他们召唤了比尔沃斯医生,但是一见到他,她就双唇颤抖,热泪盈眶。她撇过头,迅速地跑开,把自己独自关在卧室。她无法忍受看见他——亚瑟在他手上死去,他见证了亚瑟是如何一步步走向坟墓。她也无法忍受和他讲话,她觉得他没能救活亚瑟就等于蓄意谋杀。她希望死的是他,而不是亚瑟。

“恐怕她的精神受到了巨大的打击。”玛格丽特夫人告诉医生,他们都听到了卧室门上传来的抓挠声,“她不说话,甚至也不为他哭泣。”

“进食呢?”

“除非餐点摆在她面前,提醒她该吃了。”

“找个人,要她熟悉的,忏悔神父也可以,多对她说些鼓励的话。”

“她谁都不想见。”

“也许她怀孕了?”他低声问,这是时下最要紧的事情。

“我不知道,”她回答,“她什么也不说。”

“她在为他悲伤,”他说,“一个年轻的妻子为失去的年轻丈夫哀伤,我们得尊重她的心意,就让她去吧。她会很快振作起来的。王妃会回去宫廷吗?”

“国王的意思是这样的。”玛格丽特夫人说,“王后派来了自己的轿舆。”

“嗯,到了那时候,她就不会这样了。”他放下心来,“她还年轻,会恢复的。年轻人总能经受住悲伤。离开这个伤心地也好,对她大有裨益。有什么事可以随时传唤我。但我不会强行进入她的视线,可怜的孩子。”

不,不,不是这样。

但是卡塔琳娜看起来不是什么可怜的孩子,玛格丽特夫人思忖着。她就像座雕像,用悲伤雕刻成的石像王妃。埃尔维拉夫人给她换上新做的丧服,劝说她坐在窗前,那里能看到窗外阳光普照,绿树成荫,鸟语花香。亚瑟承诺过的夏天到了,和他描述的一样温暖。但她不能和他一起在河边漫步,问候从西班牙归来的雨燕。她不能在花园里种下色拉蔬菜,劝说他来尝尝看。夏天在这里,阳光在这里,卡塔琳娜在这里,但是亚瑟却独自躺在伍斯特大教堂冰冷的墓穴里。

卡塔琳娜静静坐着,双手叠放在黑色的丝袍上,眼睛望着窗外却空无一物,双唇紧闭,仿佛强忍着一大堆的话无从诉说。

“王妃殿下。”玛格丽特夫人试着和她讲话。

厚重黑兜帽下的脑袋慢慢地转过来。“嗯?玛格丽特夫人。”嘶哑的声音疑惑地问。

“我得和你说说。”

卡塔琳娜偏着头。

埃尔维拉夫人告退,静静地离开了屋子。

“我想问问你去伦敦的安排。
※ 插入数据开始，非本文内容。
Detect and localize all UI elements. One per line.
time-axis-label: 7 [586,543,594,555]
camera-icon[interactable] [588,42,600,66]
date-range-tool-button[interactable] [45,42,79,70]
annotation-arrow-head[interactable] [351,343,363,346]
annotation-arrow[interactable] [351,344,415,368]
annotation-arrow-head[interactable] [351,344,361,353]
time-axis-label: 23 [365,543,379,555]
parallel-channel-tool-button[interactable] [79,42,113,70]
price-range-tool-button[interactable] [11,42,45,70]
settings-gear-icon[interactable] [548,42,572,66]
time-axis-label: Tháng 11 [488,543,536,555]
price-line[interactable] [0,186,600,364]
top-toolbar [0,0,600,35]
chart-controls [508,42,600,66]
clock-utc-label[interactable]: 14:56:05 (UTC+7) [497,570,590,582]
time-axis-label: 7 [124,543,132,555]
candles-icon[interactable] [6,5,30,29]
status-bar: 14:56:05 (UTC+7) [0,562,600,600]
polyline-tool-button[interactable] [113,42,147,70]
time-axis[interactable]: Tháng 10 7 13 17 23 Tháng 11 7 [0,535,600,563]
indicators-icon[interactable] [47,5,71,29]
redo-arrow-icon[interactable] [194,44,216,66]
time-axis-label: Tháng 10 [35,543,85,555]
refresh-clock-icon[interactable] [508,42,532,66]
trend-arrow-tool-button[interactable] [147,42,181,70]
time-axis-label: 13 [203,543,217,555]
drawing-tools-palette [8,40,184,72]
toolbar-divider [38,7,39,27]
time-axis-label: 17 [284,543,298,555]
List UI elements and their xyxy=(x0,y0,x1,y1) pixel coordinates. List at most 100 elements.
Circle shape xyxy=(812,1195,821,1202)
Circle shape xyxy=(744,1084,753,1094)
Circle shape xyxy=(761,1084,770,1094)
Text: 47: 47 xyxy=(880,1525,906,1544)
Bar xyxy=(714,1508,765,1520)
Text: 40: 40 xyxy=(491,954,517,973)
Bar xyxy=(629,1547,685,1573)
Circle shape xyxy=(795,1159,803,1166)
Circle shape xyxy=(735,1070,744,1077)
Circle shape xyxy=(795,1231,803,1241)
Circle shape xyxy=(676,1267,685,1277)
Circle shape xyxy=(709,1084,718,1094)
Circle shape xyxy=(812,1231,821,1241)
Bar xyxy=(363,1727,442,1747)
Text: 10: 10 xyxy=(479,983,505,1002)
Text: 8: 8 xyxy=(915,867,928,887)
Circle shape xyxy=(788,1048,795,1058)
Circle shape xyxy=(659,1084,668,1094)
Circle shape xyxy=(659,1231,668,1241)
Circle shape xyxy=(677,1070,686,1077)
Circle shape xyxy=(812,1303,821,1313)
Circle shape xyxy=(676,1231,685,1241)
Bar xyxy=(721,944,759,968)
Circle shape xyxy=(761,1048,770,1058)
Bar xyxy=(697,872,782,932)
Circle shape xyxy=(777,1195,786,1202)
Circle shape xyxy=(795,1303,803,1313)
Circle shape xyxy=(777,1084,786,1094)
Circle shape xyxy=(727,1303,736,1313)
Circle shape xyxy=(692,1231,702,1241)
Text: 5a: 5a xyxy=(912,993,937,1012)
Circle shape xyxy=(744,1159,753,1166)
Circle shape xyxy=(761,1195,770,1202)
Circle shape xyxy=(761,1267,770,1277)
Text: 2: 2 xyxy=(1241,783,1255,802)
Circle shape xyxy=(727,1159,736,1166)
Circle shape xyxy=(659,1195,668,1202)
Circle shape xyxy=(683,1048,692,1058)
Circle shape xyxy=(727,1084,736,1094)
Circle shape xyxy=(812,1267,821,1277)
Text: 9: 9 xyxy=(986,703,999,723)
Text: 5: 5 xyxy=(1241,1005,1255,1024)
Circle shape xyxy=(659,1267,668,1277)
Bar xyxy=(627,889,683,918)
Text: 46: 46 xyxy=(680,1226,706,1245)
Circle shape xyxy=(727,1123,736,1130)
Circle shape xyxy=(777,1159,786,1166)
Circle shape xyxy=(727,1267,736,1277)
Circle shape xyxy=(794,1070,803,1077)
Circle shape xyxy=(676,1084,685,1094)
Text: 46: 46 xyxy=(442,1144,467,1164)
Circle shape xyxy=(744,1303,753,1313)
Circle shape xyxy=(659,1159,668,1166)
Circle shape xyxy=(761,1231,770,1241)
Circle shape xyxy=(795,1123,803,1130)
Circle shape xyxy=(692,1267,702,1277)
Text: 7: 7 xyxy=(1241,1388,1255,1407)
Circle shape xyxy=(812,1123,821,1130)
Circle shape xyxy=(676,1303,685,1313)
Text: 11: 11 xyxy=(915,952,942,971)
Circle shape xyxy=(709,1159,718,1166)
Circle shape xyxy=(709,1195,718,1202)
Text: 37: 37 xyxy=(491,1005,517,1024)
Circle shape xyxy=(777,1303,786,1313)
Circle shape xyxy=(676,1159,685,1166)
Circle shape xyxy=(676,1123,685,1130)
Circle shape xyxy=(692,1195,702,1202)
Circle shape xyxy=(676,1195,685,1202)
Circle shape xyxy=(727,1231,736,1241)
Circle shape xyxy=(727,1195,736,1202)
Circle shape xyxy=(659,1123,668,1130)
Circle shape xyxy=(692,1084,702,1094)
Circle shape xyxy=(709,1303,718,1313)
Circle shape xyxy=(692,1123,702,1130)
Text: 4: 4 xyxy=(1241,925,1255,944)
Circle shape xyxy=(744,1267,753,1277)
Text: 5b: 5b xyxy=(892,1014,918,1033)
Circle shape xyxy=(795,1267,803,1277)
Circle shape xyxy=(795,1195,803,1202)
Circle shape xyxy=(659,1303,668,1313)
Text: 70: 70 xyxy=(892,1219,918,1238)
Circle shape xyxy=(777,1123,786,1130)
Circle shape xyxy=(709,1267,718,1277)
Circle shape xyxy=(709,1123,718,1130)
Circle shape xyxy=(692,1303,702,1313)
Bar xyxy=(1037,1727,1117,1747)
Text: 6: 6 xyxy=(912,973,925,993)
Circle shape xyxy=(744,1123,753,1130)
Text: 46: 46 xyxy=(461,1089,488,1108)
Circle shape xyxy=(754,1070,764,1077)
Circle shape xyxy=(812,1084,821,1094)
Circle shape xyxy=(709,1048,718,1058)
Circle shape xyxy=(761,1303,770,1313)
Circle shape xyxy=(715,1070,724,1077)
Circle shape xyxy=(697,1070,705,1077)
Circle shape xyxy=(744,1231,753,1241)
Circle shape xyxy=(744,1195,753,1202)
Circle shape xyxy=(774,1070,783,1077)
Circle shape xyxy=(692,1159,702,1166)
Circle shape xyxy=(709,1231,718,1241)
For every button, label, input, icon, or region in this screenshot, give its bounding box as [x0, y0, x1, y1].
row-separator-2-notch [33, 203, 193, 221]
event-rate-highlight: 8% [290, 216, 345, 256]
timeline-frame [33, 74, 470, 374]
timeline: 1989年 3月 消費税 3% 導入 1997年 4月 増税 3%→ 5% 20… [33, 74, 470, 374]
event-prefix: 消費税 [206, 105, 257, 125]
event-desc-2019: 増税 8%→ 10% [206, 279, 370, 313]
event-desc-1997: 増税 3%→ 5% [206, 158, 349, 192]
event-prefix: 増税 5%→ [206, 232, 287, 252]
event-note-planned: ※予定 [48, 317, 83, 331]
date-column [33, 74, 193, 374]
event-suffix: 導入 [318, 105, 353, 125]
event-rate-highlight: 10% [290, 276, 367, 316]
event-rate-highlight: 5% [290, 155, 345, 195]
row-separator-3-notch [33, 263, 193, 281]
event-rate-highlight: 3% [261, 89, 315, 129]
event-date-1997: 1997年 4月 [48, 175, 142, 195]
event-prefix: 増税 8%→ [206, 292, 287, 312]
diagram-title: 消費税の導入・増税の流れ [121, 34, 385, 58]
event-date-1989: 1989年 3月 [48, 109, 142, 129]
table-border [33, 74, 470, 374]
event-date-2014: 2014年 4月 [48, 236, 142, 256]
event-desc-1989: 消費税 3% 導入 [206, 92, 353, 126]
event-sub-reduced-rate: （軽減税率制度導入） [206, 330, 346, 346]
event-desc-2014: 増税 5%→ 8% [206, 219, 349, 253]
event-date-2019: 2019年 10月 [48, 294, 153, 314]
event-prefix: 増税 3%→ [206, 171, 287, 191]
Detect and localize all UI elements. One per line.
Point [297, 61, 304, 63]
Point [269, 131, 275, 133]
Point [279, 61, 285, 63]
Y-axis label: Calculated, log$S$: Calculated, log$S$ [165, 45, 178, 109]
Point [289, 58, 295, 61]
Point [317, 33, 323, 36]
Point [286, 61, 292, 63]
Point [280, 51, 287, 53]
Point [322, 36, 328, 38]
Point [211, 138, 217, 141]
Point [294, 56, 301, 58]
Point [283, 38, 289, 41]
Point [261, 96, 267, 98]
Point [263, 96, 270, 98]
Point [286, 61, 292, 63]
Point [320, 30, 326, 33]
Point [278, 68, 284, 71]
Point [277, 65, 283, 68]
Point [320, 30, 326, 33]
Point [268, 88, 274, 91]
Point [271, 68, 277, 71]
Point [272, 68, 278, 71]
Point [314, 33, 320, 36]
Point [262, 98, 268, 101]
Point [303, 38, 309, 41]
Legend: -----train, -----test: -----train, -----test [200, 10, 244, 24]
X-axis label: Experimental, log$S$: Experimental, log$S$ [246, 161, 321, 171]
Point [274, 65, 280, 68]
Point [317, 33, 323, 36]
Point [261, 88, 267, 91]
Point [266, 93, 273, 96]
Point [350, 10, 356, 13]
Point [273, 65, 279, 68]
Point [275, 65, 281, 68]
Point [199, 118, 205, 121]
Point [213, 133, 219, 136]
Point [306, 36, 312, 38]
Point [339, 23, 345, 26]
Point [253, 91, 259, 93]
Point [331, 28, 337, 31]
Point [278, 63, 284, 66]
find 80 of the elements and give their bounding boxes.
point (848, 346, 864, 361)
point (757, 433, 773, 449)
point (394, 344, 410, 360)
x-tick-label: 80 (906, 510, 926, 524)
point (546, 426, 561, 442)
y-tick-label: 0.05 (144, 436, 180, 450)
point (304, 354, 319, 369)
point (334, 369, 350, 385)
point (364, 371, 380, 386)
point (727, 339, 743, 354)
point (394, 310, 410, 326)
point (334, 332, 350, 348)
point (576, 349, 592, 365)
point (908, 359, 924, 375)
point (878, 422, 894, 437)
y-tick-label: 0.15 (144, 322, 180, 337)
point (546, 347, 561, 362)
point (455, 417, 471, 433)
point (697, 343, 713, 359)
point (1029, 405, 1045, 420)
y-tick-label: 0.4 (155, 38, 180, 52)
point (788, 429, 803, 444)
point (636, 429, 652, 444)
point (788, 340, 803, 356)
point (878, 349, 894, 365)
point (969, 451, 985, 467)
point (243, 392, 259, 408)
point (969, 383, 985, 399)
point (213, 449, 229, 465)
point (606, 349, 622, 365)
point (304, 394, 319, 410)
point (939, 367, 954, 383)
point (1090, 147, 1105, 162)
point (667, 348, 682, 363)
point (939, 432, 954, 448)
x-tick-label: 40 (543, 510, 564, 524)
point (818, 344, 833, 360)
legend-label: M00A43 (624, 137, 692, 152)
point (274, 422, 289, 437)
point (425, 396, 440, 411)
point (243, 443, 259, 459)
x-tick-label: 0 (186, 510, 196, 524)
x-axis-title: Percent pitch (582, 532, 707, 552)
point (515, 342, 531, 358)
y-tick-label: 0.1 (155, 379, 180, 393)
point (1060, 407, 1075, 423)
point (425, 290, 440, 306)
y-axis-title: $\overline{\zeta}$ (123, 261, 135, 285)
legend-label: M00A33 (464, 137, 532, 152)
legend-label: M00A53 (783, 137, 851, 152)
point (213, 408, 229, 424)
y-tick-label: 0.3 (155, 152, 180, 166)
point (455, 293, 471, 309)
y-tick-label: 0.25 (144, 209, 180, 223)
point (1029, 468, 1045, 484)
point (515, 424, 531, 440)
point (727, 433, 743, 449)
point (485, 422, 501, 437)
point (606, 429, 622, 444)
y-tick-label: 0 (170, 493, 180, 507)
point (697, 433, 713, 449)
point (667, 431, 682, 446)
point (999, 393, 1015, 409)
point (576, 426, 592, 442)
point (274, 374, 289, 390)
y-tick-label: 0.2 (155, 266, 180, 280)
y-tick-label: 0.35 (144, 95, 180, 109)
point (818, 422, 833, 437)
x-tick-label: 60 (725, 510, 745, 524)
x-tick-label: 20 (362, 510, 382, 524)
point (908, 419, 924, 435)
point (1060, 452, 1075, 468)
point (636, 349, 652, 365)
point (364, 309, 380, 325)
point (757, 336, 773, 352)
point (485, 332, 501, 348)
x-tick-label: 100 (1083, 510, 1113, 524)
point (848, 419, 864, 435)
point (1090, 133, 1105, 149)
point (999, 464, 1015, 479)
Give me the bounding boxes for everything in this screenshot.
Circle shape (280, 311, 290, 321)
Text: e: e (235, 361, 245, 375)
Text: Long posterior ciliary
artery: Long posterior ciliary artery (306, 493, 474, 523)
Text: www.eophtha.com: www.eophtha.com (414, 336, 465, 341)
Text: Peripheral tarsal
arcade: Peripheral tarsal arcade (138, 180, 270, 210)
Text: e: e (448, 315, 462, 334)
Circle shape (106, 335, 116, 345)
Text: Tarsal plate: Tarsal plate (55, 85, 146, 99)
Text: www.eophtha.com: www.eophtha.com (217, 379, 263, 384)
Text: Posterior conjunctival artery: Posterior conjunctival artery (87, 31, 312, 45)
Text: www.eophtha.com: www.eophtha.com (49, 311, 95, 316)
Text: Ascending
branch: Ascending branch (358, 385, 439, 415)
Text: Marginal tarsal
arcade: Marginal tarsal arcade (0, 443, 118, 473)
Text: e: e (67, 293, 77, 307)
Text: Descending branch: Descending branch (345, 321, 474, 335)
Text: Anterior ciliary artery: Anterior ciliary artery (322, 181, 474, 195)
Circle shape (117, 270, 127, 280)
王后的轿子已经到了,你得启程了。”

卡塔琳娜深蓝色的眼睛里毫无生机。她点点头,好像她们不过是在谈论怎么运送行李。

“我没法确定你的身体是否经受得住旅程的颠簸。”

“我不能留在这里?”卡塔琳娜问。

“国王已经派人来接你了,很抱歉。不过他们说你可以待到完全康复为止。”

“我会变成怎样又如何?”她对此并不关心,“什么时候需要启程去伦敦?”

“不知道。”从前的王妃从不显露出身为王室子女对自己的命运无从选择的这一面,“对不起,我并不清楚他们的计划。除了被告知准备送你去伦敦,我丈夫也什么都不知道。”

“你觉得会发生什么事?”卡塔琳娜问,总算恢复了一点生气,“我姐夫去世的时候,他们把她从葡萄牙送了回来。她回到了西班牙的家。”

“我也希望他们送你回去。”玛格丽特夫人忧心忡忡。

卡塔琳娜再次转开头,望向窗外,可是她的眼里没有留下任何东西。玛格丽特夫人静静候着,希望她能多说点什么。

“在伦敦,威尔士王妃能像在这里一样拥有个容身之处吗?”她问,“我要回贝纳德兹堡?”

“你不再是威尔士王妃。”玛格丽特夫人开口说,想要解释,但是卡塔琳娜的神情如此阴郁,她不得不有所顾虑。“请原谅,”她说,“也许你不明白……”

“明白什么?”卡塔琳娜苍白的脸色因为激动出现了一丝粉红。

“王妃殿下?”

“什么王妃殿下?”卡塔琳娜尖声质问。